Mon rôle auprès de mon mari ne doit pas être sous-estimé, y compris au plan alchimique. Je l'ai aidé au laboratoire, j'y ai tenu des notes, j'ai recopié des traités classiques de l'alchimie.
http://www.archerjulienchampagne.com/article-4849361.html
http://www.archerjulienchampagne.com/article-3552044.html
http://www.lemercuredauphinois.fr/data/pages_site/bio_henri.php
Dans le même temps et tout en restant romancière j'ai commencé une oeuvre de traductrice, avant de bifurquer finalement vers les contes pour enfants, qui ont assis ma notoriété (Boucle d'or et les trois ours, Le bateau de pierre...). Tout ceci sans oublier de promouvoir l'oeuvre d'Elmiro, bien entendu comme dans cet article de La revue métapsychique de mon ami Hubert Larcher que j'ai rédigé en 1967 sur "Elmiro Celli et la peinture de sensation."
http://touscesgens.hautetfort.com/archive/2006/08/18/celli-rose.html
Ce qui nous conduit en définitive à évoquer également ici la mémoire d'Hubert Larcher (1921-2008), docteur en médecine qui hélas nous quitté récemment et qui écrivit ceci, dans la livraison 35 (1996) de l'excellente revue des Amis de Milosz, patronnée par André Silvaire:
"J'avais commencé à étudier la médecine à Montpellier lorsque passant mes vacances à Saint-Paul ma mère me dit qu'il s'y trouvait un alchimiste du nom d'Elmiro Celli.
Je n'eus alors de cesse de le rencontrer et nous devînmes amis au point qu'il me permit de visiter son laboratoire, m'enseigna des éléments de son art et me conseilla sur le choix des verreries indispensables et d'un athanor."
Dans ce même numéro de revue on trouvera en outre divers articles sur "deux amis de Milosz, Rose et Elmiro Celli", dont un de Rose, Cet arbre mort devenu ange, et un autre de Milosz sur Elmiro: Un paysagiste mystique. Ce dernier est extrait du catalogue de l'exposition Celli, organisée par L'Affranchi en 1919.

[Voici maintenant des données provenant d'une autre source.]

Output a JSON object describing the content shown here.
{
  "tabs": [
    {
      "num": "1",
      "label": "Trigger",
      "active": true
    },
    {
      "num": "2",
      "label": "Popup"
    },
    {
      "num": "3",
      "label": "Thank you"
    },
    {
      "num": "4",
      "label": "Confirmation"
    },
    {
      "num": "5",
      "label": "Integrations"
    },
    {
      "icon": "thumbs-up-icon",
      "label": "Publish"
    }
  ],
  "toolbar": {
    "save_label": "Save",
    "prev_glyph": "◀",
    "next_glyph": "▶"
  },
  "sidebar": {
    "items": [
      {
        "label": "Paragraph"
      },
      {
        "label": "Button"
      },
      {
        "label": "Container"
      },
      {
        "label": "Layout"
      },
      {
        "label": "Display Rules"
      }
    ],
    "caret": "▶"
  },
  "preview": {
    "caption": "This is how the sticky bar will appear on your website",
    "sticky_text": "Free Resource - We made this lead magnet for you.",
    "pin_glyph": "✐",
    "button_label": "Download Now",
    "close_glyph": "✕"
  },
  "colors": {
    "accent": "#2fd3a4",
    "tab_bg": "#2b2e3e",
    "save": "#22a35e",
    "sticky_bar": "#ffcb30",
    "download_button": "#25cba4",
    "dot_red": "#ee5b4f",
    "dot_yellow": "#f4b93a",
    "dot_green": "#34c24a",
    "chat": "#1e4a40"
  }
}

Ami de Jean Guitton, Hubert Larcher est plus connu comme tanathologue que comme alchimiste. Il fut d'ailleurs en 1966 l'un des fondateurs de la société de tanathologie.
Dès 1957 il a cependant publié un essai retentissant intitulé Le sang peut-il vaincre la mort (Gallimard) qui a été réédité en 1990 par Désiris sous un autre titre, plus poétique (La mémoire du soleil) et dont les préoccupations alchimiques sont loin d'être absentes, comme l'a tout de suite vu certain disciple de Fulcanelli et ami de Julien Champagne: Eugène Canseliet.
Notons enfin qu'il travailla un temps comme assistant chercheur au Laboratoire de chimie organique de l’Ecole Polytechnique (1948-1951), sous la direction du Professeur Pierre Baranger (passionné de mystique et d’alchimie).
http://www.metapsychique.org/Hubert-Larcher.html
Sur Celli, Larcher, et tant d'autres alchimistes vivants ou pas de notre belle Provence, et sur certaines demeures philosophales somptueuses comme Cimiez et Saorge, je vous recommande en outre chaudement un petit livret fort bien fait de l'UNIA, paru à Nice en cette fin d'année de l'an de grâce 2009: "Alchimie et Alpes maritimes, une quête":
http://www.universite-nice-inter-ages.fr/?uniaPage=26&acti=ALCHIMIE%20ALPES%20MARIT
"Le paranormal, nous n'y croyons pas, nous l'étudions."